2. Pay Taxes — If You Must
Your business structure will determine your need and timing for paying taxes on your income. If operating as a sole proprietorship, you will not need to start paying taxes immediately. It is only when you make more than a certain amount that you’re supposed to file taxes.
3. Set Aside Self-employment Taxes
As an employee, your employer keeps back a certain percentage of your income to fund Social Security. You pay half and your employer pays for the other half. However, once you are a business owner or self-employed, you are accountable for the entire amount. The sensible way is to set aside funds to avoid getting stung during tax filing.
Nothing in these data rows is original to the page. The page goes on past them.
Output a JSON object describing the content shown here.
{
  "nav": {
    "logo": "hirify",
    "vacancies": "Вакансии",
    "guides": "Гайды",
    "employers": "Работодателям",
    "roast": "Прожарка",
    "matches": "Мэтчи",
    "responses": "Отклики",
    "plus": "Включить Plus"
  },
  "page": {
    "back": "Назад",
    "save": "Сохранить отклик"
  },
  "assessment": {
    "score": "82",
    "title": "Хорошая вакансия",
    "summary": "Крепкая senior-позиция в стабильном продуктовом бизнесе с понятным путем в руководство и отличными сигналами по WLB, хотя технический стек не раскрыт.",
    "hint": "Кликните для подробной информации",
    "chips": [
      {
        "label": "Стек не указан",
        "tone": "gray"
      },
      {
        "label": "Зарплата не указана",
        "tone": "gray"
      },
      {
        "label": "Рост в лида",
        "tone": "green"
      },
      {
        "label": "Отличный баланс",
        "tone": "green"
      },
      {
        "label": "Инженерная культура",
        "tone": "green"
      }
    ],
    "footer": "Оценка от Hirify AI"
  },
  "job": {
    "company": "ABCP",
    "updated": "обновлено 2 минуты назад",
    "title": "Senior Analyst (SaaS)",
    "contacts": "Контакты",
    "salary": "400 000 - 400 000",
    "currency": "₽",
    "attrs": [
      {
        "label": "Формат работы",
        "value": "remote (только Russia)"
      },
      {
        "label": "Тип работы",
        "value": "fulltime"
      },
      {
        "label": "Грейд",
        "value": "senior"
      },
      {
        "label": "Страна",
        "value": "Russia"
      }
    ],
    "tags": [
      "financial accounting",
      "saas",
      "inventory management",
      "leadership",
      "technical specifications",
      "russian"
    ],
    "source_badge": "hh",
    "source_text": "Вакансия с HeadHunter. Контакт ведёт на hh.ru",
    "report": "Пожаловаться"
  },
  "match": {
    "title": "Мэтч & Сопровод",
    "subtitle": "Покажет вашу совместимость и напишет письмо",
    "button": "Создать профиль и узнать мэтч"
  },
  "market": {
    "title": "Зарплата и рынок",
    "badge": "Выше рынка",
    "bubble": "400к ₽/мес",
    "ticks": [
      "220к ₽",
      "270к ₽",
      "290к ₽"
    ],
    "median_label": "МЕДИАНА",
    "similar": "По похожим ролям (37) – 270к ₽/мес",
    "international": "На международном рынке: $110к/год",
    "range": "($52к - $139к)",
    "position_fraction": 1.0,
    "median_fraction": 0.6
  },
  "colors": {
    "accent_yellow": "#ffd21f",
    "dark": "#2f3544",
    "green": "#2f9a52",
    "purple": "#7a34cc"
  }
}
4. Think Hard About Whether Insurance is Necessary
Startups are generally hard pressed for cash and do not have money to spend on unnecessary insurances. “Insurance come into play once you hire your first employee. It is then that you’ll need a host of insurances,” says John Mayne a serial entrepreneur working in the insurance space. “Those working from home can face liability only if they lose office equipments in a fire. However, they can ensure beforehand whether their landlord’s/lady’s insurance covers that. Those functioning from outside their homes will need a basic insurance on the office and its assets,” he advised.
Products sells however, will have to evaluate their risk. If you sell mobile phones, your legal responsibility would, in all likelihood be limited to replacing faulty phones. If you mass-produce a food item, you have to take the responsibility caused by people getting sick on your food products. In the latter case, it is better not to self-insure that liability but to go for product liability insurance.
5. Make Sure You Get Paid
It is no good to be one’s own boss if one doesn’t get paid for the work. “It is a candid move to collect 10 to 20 % of your fee wherever possible,” shared Varun Manian, Chairman & Managing Director, Radiance Realty Developers India Ltd “The way your clients react to that will help you understand whether they’re capable for paying you,” he added.
Always use contracts, spell out clearly the exact deliverables and the amount of and the timing for payment, and also make sure that your clients acknowledge it. “Signing a contract gives out the message that you are serious in the business and that people need to take you sincerely,” notified Manian.